A burned out New York Times reporter falsifies a series of stories out of whole cloth—not exactly a shocking premise. Yet we are not supposed to judge Campbell Babbitt too harshly, because his motives are noble, well sort of. Aside from the fact that he has one of the greatest movie names in recent years, it is hard to get a handle on the troubled and troubling protagonist of Jonathan Glatzer’s pseudo-comedy What Goes Up (trailer here), opening this Friday in New York.

Babbitt has broken one iron-clad rule of journalism after another. The first was falling in love with a woman he was covering: “Angela,” the anonymous mother of young son murdered in a senseless street crime. When the crusading Angela takes her own life out of despair, Babbitt cannot bring himself to report the truth, fabricating multiple stories about her campaign against crime.

A complete basket case, Babbitt’s irritated editor assigns him the kind of human interest story he seems to specialize in: New Hampshire’s Christa McAuliffe, the first teacher in space. However, in this fictionalized treatment, McAuliffe’s high school has already suffered the untimely loss of one teacher when the broken-down Times scribe arrives. In a twist of fate, the late teacher was Sam Calalluci, an old friend of Babbitt’s.
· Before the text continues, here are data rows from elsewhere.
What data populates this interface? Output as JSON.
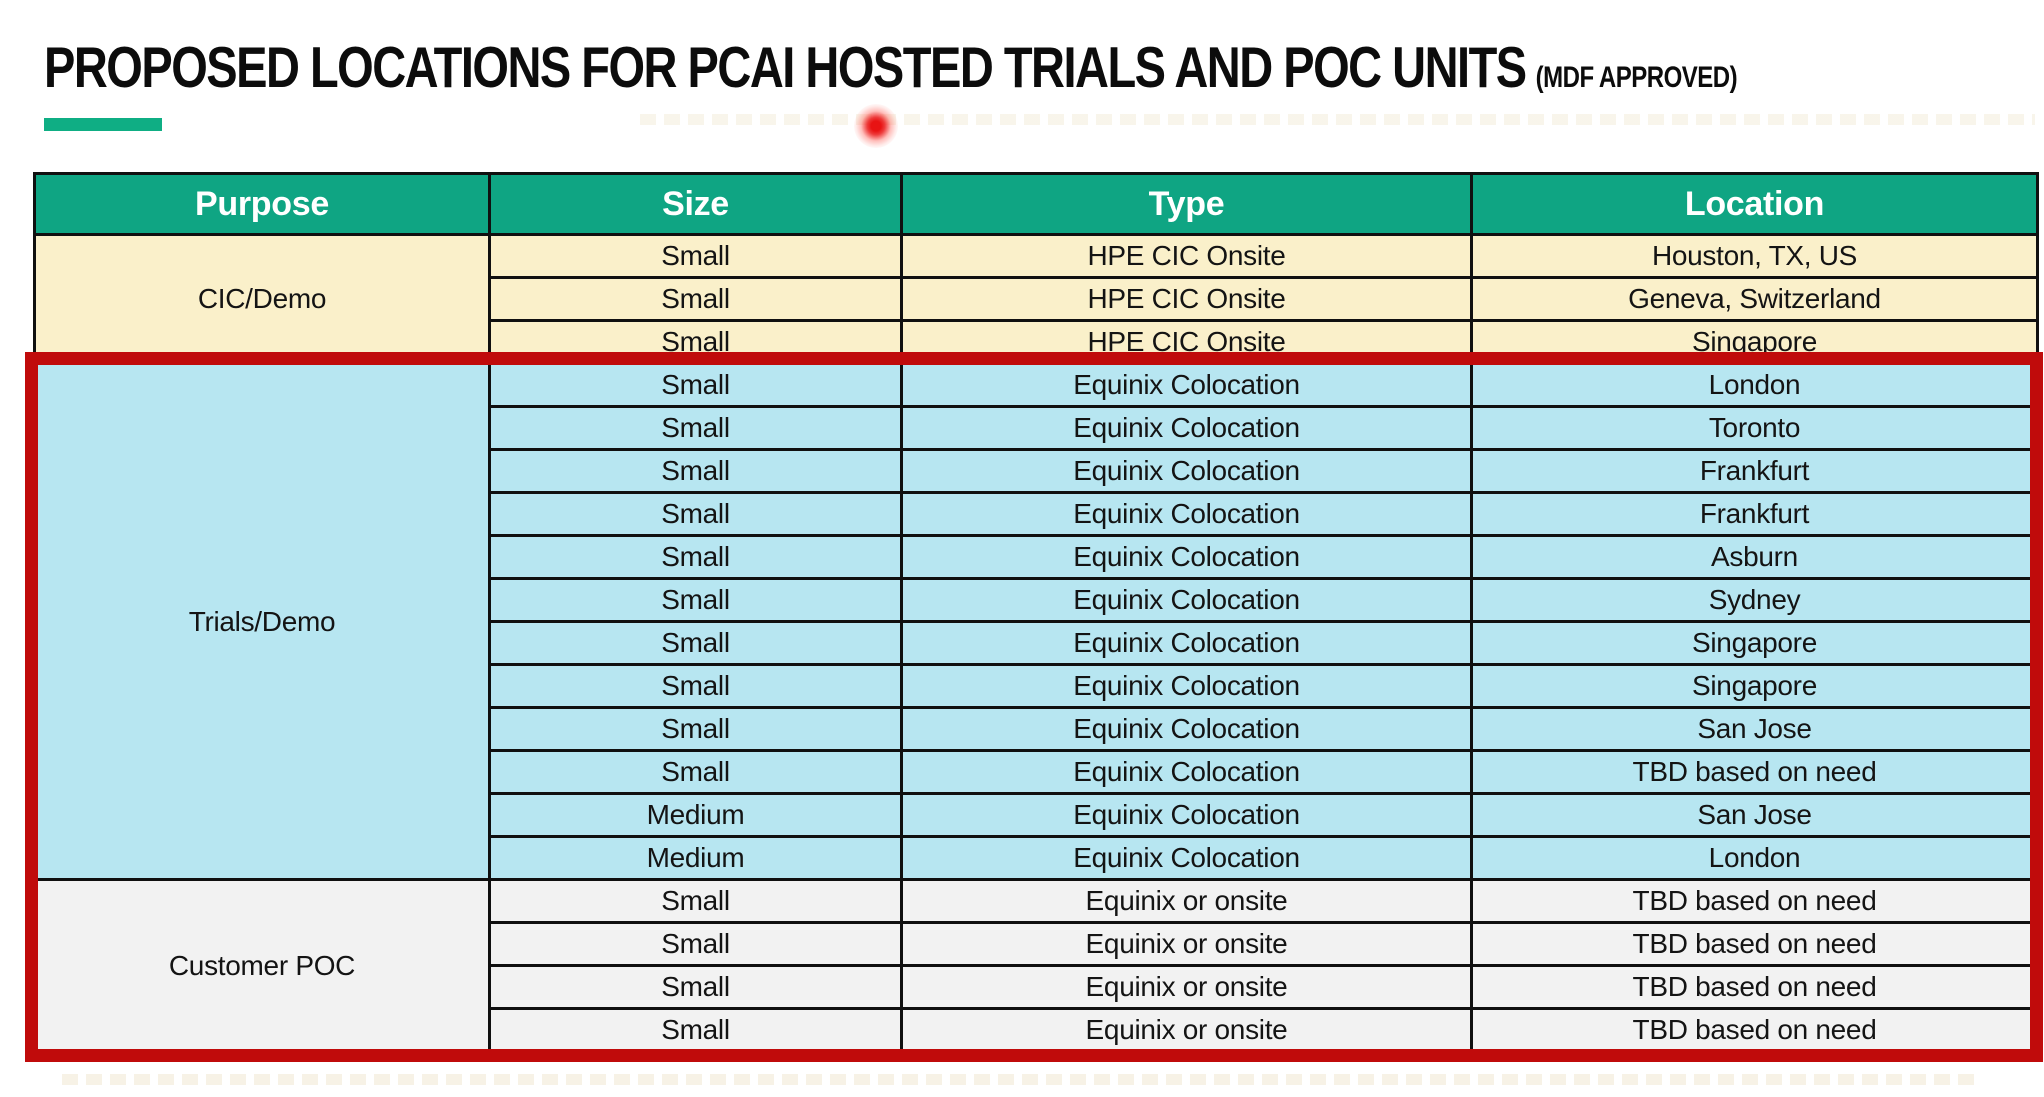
{
  "title": {
    "text": "PROPOSED LOCATIONS FOR PCAI HOSTED TRIALS AND POC UNITS",
    "suffix": "(MDF APPROVED)"
  },
  "colors": {
    "header_bg": "#0FA583",
    "accent_green": "#0FAE84",
    "cic_demo_bg": "#FAF0CA",
    "trials_demo_bg": "#B7E6F1",
    "customer_poc_bg": "#F2F2F2",
    "highlight_border": "#C00B0B",
    "laser_red": "#E81313"
  },
  "table": {
    "columns": [
      "Purpose",
      "Size",
      "Type",
      "Location"
    ],
    "sections": [
      {
        "purpose": "CIC/Demo",
        "bg_key": "cic_demo_bg",
        "highlighted": false,
        "rows": [
          {
            "size": "Small",
            "type": "HPE CIC Onsite",
            "location": "Houston, TX, US"
          },
          {
            "size": "Small",
            "type": "HPE CIC Onsite",
            "location": "Geneva, Switzerland"
          },
          {
            "size": "Small",
            "type": "HPE CIC Onsite",
            "location": "Singapore"
          }
        ]
      },
      {
        "purpose": "Trials/Demo",
        "bg_key": "trials_demo_bg",
        "highlighted": true,
        "rows": [
          {
            "size": "Small",
            "type": "Equinix Colocation",
            "location": "London"
          },
          {
            "size": "Small",
            "type": "Equinix Colocation",
            "location": "Toronto"
          },
          {
            "size": "Small",
            "type": "Equinix Colocation",
            "location": "Frankfurt"
          },
          {
            "size": "Small",
            "type": "Equinix Colocation",
            "location": "Frankfurt"
          },
          {
            "size": "Small",
            "type": "Equinix Colocation",
            "location": "Asburn"
          },
          {
            "size": "Small",
            "type": "Equinix Colocation",
            "location": "Sydney"
          },
          {
            "size": "Small",
            "type": "Equinix Colocation",
            "location": "Singapore"
          },
          {
            "size": "Small",
            "type": "Equinix Colocation",
            "location": "Singapore"
          },
          {
            "size": "Small",
            "type": "Equinix Colocation",
            "location": "San Jose"
          },
          {
            "size": "Small",
            "type": "Equinix Colocation",
            "location": "TBD based on need"
          },
          {
            "size": "Medium",
            "type": "Equinix Colocation",
            "location": "San Jose"
          },
          {
            "size": "Medium",
            "type": "Equinix Colocation",
            "location": "London"
          }
        ]
      },
      {
        "purpose": "Customer POC",
        "bg_key": "customer_poc_bg",
        "highlighted": true,
        "rows": [
          {
            "size": "Small",
            "type": "Equinix or onsite",
            "location": "TBD based on need"
          },
          {
            "size": "Small",
            "type": "Equinix or onsite",
            "location": "TBD based on need"
          },
          {
            "size": "Small",
            "type": "Equinix or onsite",
            "location": "TBD based on need"
          },
          {
            "size": "Small",
            "type": "Equinix or onsite",
            "location": "TBD based on need"
          }
        ]
      }
    ]
  }
}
Sensing a story, Babbitt exaggerates his relationship to Calalluci to win the trust of his grieving homeroom class. It works only too well, as his class of misfits adopts the morally comprised reporter as their new mentor figure. However, he is only too willing to get close to one student, Lucy Diamond, played by teen-aged “It-Girl” Hilary Duff, in one of Up’s several highly questionable subplots.

Up sees itself as a meditation on the reality and perception of real life heroes, which becomes painfully obvious from the ubiquitous presence of David Bowie’s “Heroes” in the soundtrack. Of course, the inevitable fate of Christa McAuliffe and the rest of the shuttle crew hangs over the film, putting a damper on the would-be comedic moments. It is a reality Glatzer never brings himself to deal with, ending the film shortly before the tragic launch.

Clearly, Glatzer and co-screenwriter Robert Lawson want to say much about the nature of heroism, but Up’s tone is so wildly inconsistent, the picture is ultimately a complete muddle. Steve Coogan seems to specialize in films that feature pivotal high school stage productions, but unlike Hamlet 2, he is allowed to keep his British accent here. In fact, he is quite convincing as the world-weary Babbitt. Unfortunately, he is often forced into smarmy situations which border on the outright criminal. Aside from Coogan and a surprisingly effective Duff, Up’s promising cast is largely wasted on stock characters, like the shrewish Penelope Little, played by SNL alumnus Molly Shannon.

At times, Up tries to be a thoughtful examination of the need to be inspired, particularly at a young age. However, it often degenerates into exploitative scenes of teenaged sexuality. While it has one or two interesting moments, Up just does not work as a film. It opens this Friday (5/29) in New York at the Quad.